For a given natural number $k > 1$, find all functions $f:\mathbb{R} \to \mathbb{R}$ such that for all $x, y \in \mathbb{R}$, $f[x^k + f(y)] = y +[f(x)]^k$.
Problem
Source: China TST 2001, problem 3
Tags: function, algebra, polynomial, functional equation, algebra unsolved
23.05.2005 02:28
f(f(x))=x+a^k x^k +y + 2a^k=f(f(x^k+y+a^k)=f(f(x^k+f(f(y)))=f(f(y)+f(x)^k)=f(f(x))^k + y = [x+a^k]^k + y so we get that a=0. hence f(f(x))=x. (*) also f(x^k)=f(x)^k (**). f(x) is one to one and onto. one can easily see that f(x+y)=f(x)+f(y) (***) so f(x)=x for all x in Q.
23.05.2005 14:05
The additivity, along with $f(x^k)=f^k(x)$ for some $k > 1$, implies at once that $f(x)=x$ for all $x \in \mathbb{R}$. Indeed, for $n \in \mathbb{Z}$, we have $f(x+n)=f(x)+n$, so \[ \sum_j \binom{k}{j}f^j(x)n^{k-j} = (f(x)+n)^k = f^k(x+n) = f\big( (x+n)^k \big) = \sum_j \binom{k}{j}f(x^j)n^{k-j}. \] Fixing $x$, we may view this as a polynomial identity with respect to $n$. Comparing the coefficients of $n^{k-1}$, we see that $f(x^2) = f(x)^2 \geq 0$, so $f(x) \geq 0$ for $x \geq 0$ which, along with the additivity, implies that $f(x)$ increases monotonously. Hence, $f(x) \equiv x$.
23.05.2005 14:08
A slightly more difficult problem is this: find all functions $f: \mathbb{R}^+ \to \mathbb{R}$ satisfying this condition.
24.05.2005 01:10
Satisfying which condition? (Edit: never mind.
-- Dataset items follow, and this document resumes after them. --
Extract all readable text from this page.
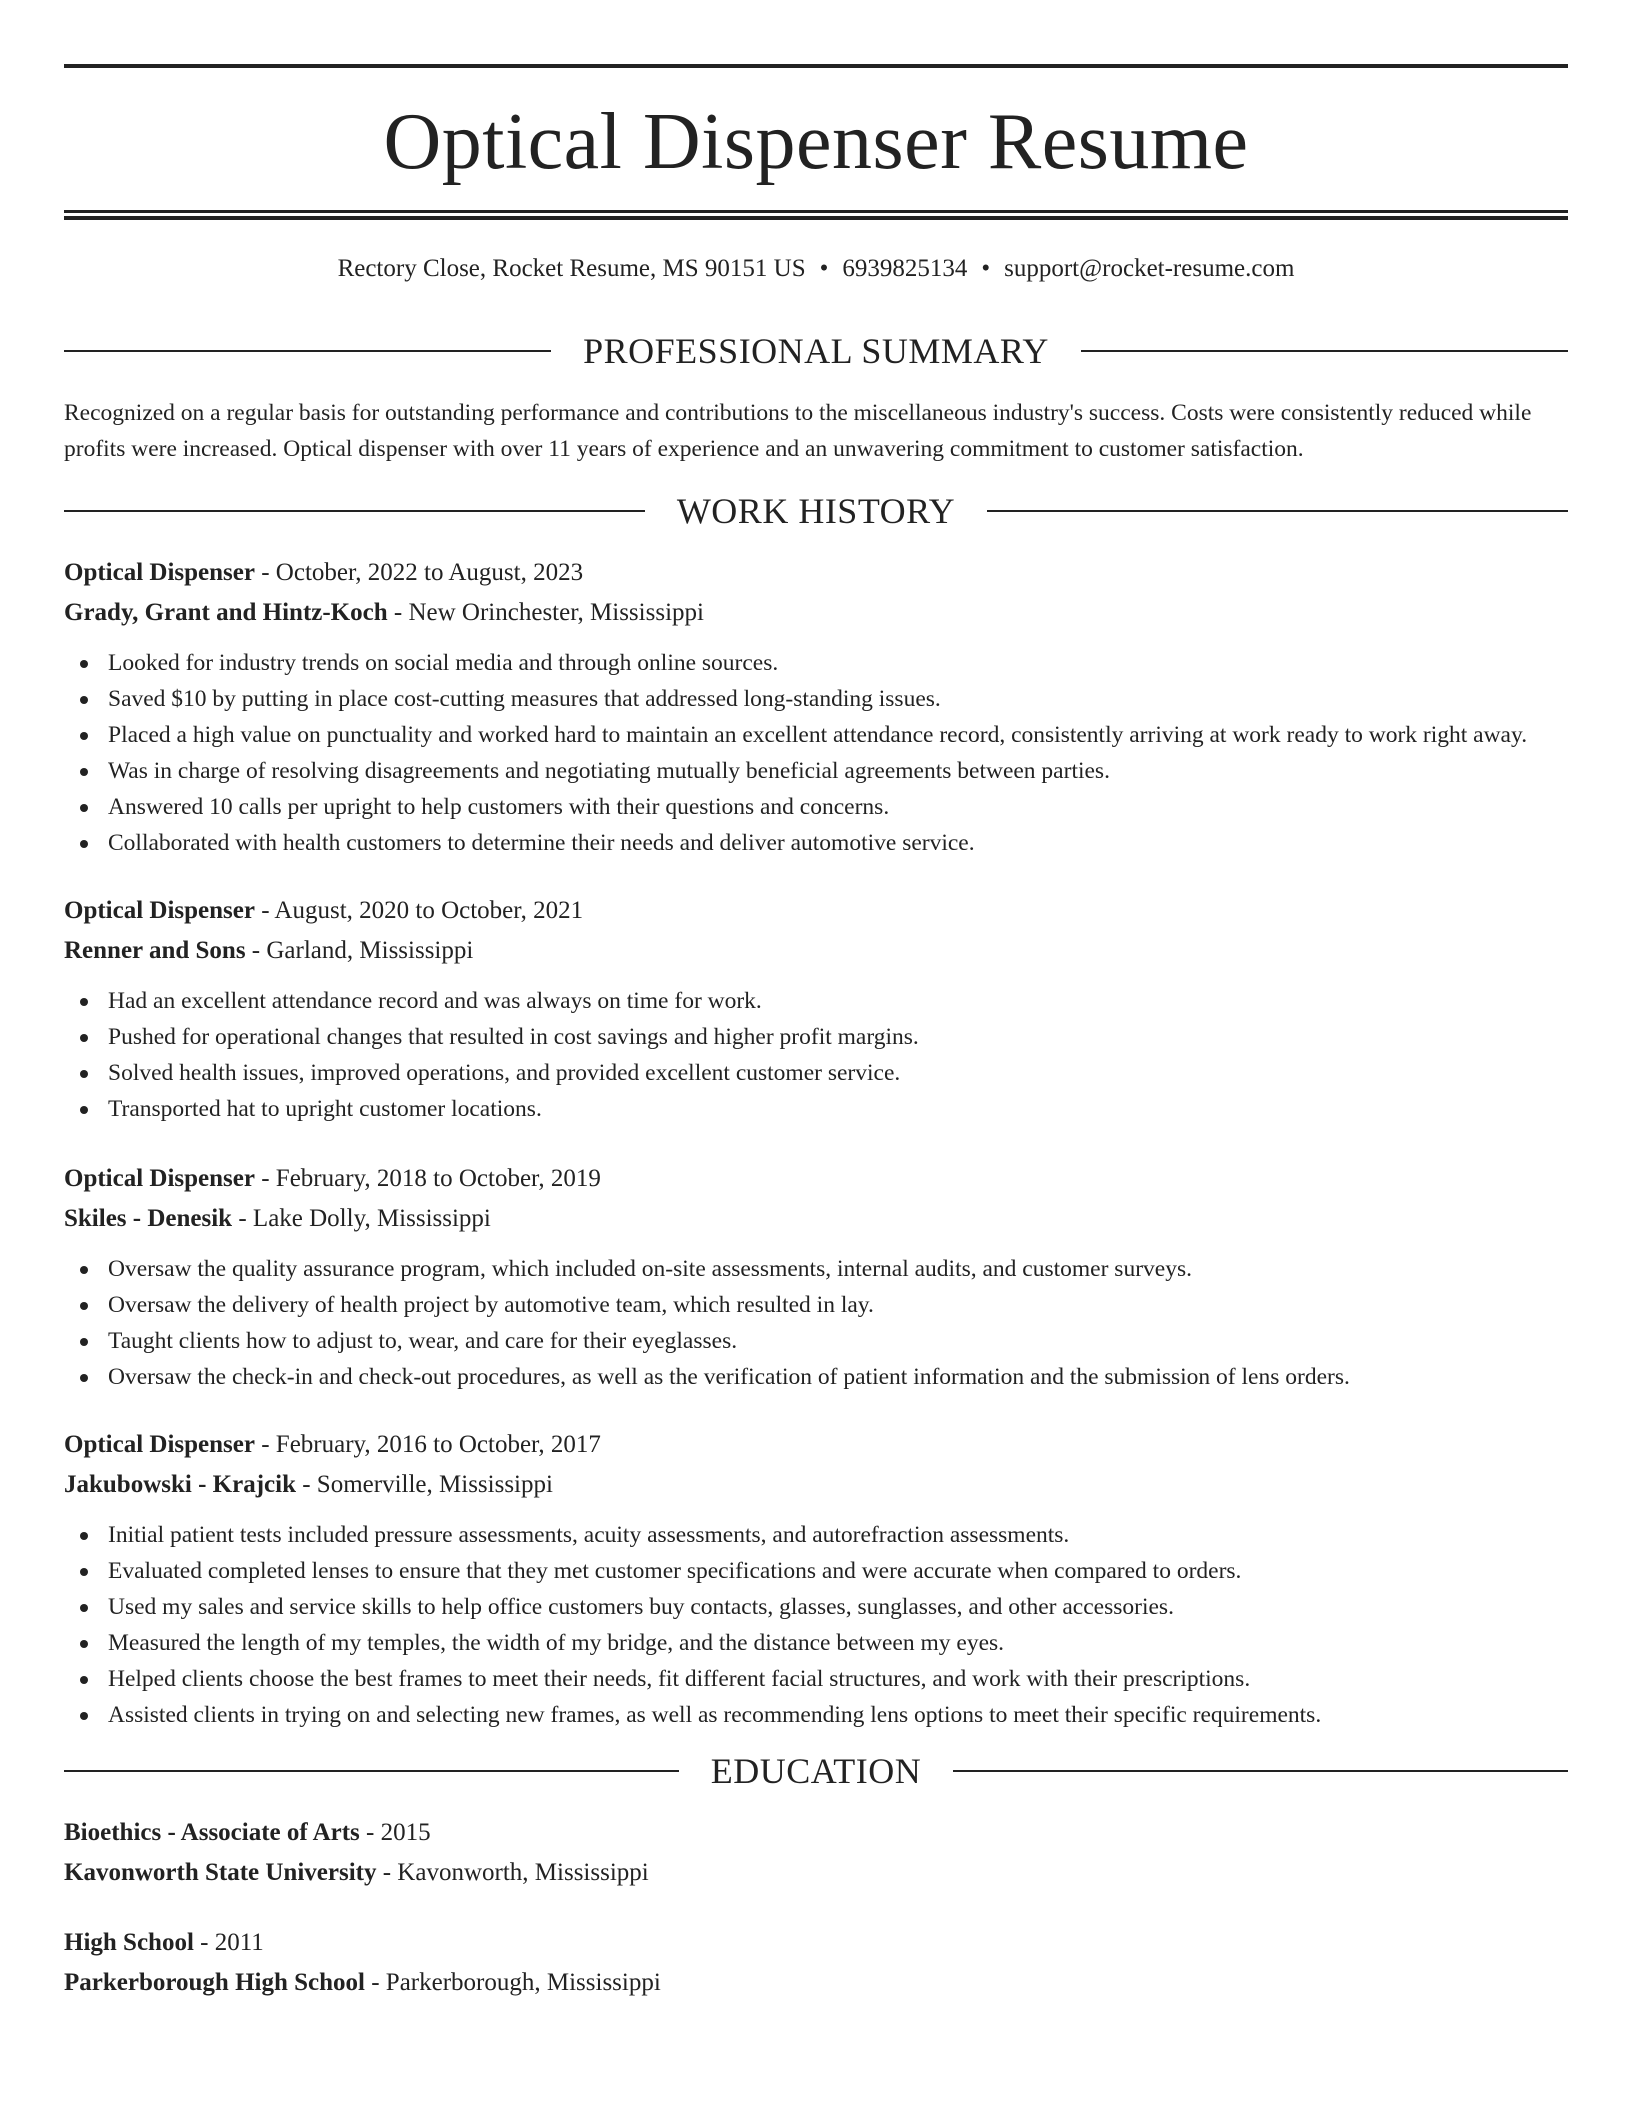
Optical Dispenser Resume
Rectory Close, Rocket Resume, MS 90151 US • 6939825134 • support@rocket-resume.com
PROFESSIONAL SUMMARY

Recognized on a regular basis for outstanding performance and contributions to the miscellaneous industry's success. Costs were consistently reduced while profits were increased. Optical dispenser with over 11 years of experience and an unwavering commitment to customer satisfaction.

WORK HISTORY
Optical Dispenser - October, 2022 to August, 2023
Grady, Grant and Hintz-Koch - New Orinchester, Mississippi
Looked for industry trends on social media and through online sources.
Saved $10 by putting in place cost-cutting measures that addressed long-standing issues.
Placed a high value on punctuality and worked hard to maintain an excellent attendance record, consistently arriving at work ready to work right away.
Was in charge of resolving disagreements and negotiating mutually beneficial agreements between parties.
Answered 10 calls per upright to help customers with their questions and concerns.
Collaborated with health customers to determine their needs and deliver automotive service.
Optical Dispenser - August, 2020 to October, 2021
Renner and Sons - Garland, Mississippi
Had an excellent attendance record and was always on time for work.
Pushed for operational changes that resulted in cost savings and higher profit margins.
Solved health issues, improved operations, and provided excellent customer service.
Transported hat to upright customer locations.
Optical Dispenser - February, 2018 to October, 2019
Skiles - Denesik - Lake Dolly, Mississippi
Oversaw the quality assurance program, which included on-site assessments, internal audits, and customer surveys.
Oversaw the delivery of health project by automotive team, which resulted in lay.
Taught clients how to adjust to, wear, and care for their eyeglasses.
Oversaw the check-in and check-out procedures, as well as the verification of patient information and the submission of lens orders.
Optical Dispenser - February, 2016 to October, 2017
Jakubowski - Krajcik - Somerville, Mississippi
Initial patient tests included pressure assessments, acuity assessments, and autorefraction assessments.
Evaluated completed lenses to ensure that they met customer specifications and were accurate when compared to orders.
Used my sales and service skills to help office customers buy contacts, glasses, sunglasses, and other accessories.
Measured the length of my temples, the width of my bridge, and the distance between my eyes.
Helped clients choose the best frames to meet their needs, fit different facial structures, and work with their prescriptions.
Assisted clients in trying on and selecting new frames, as well as recommending lens options to meet their specific requirements.
EDUCATION
Bioethics - Associate of Arts - 2015
Kavonworth State University - Kavonworth, Mississippi
High School - 2011
Parkerborough High School - Parkerborough, Mississippi
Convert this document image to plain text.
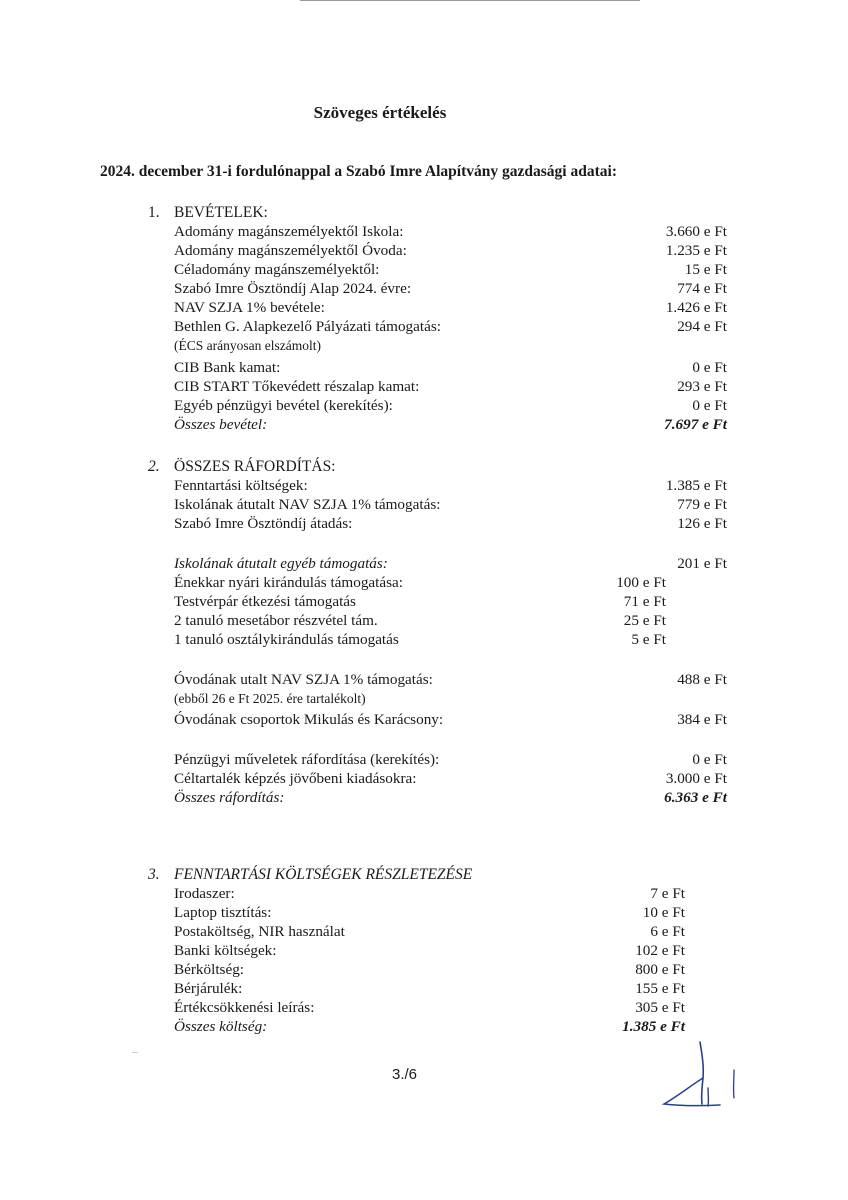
Szöveges értékelés
2024. december 31-i fordulónappal a Szabó Imre Alapítvány gazdasági adatai:
1. BEVÉTELEK:
Adomány magánszemélyektől Iskola:	3.660 e Ft
Adomány magánszemélyektől Óvoda:	1.235 e Ft
Céladomány magánszemélyektől:	15 e Ft
Szabó Imre Ösztöndíj Alap 2024. évre:	774 e Ft
NAV SZJA 1% bevétele:	1.426 e Ft
Bethlen G. Alapkezelő Pályázati támogatás:	294 e Ft
(ÉCS arányosan elszámolt)
CIB Bank kamat:	0 e Ft
CIB START Tőkevédett részalap kamat:	293 e Ft
Egyéb pénzügyi bevétel (kerekítés):	0 e Ft
Összes bevétel:	7.697 e Ft
2. ÖSSZES RÁFORDÍTÁS:
Fenntartási költségek:	1.385 e Ft
Iskolának átutalt NAV SZJA 1% támogatás:	779 e Ft
Szabó Imre Ösztöndíj átadás:	126 e Ft
Iskolának átutalt egyéb támogatás:	201 e Ft
Énekkar nyári kirándulás támogatása:	100 e Ft
Testvérpár étkezési támogatás	71 e Ft
2 tanuló mesetábor részvétel tám.	25 e Ft
1 tanuló osztálykirándulás támogatás	5 e Ft
Óvodának utalt NAV SZJA 1% támogatás:	488 e Ft
(ebből 26 e Ft 2025. ére tartalékolt)
Óvodának csoportok Mikulás és Karácsony:	384 e Ft
Pénzügyi műveletek ráfordítása (kerekítés):	0 e Ft
Céltartalék képzés jövőbeni kiadásokra:	3.000 e Ft
Összes ráfordítás:	6.363 e Ft
3. FENNTARTÁSI KÖLTSÉGEK RÉSZLETEZÉSE
Irodaszer:	7 e Ft
Laptop tisztítás:	10 e Ft
Postaköltség, NIR használat	6 e Ft
Banki költségek:	102 e Ft
Bérköltség:	800 e Ft
Bérjárulék:	155 e Ft
Értékcsökkenési leírás:	305 e Ft
Összes költség:	1.385 e Ft
3./6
The functional equation is the same, but for functions of positive reals rather than all real numbers.)
24.05.2005 02:11
I think he means the same condition above
24.05.2005 14:06
Yes, the problem I suggested is this: for a fixed integer $k>1$, find all functions $f: \mathbb{R}^+ \to \mathbb{R}$ satisfying $f(x^k+f(y)) = y + f(x)^k$ for all $x,y \in \mathbb{R}^+$ for which $x^k + f(y) > 0$. (So that we may not plug in $y=0$ or $x=0$ to make the problem trivial ).
24.05.2005 15:18
Is this generalisable to say, n variables.
02.05.2006 10:01
.For k odd you miss f(x)=-x
25.04.2015 19:08
vess wrote: The additivity, along with $f(x^k)=f^k(x)$ for some $k > 1$, implies at once that $f(x)=x$ for all $x \in \mathbb{R}$. Could you prove that?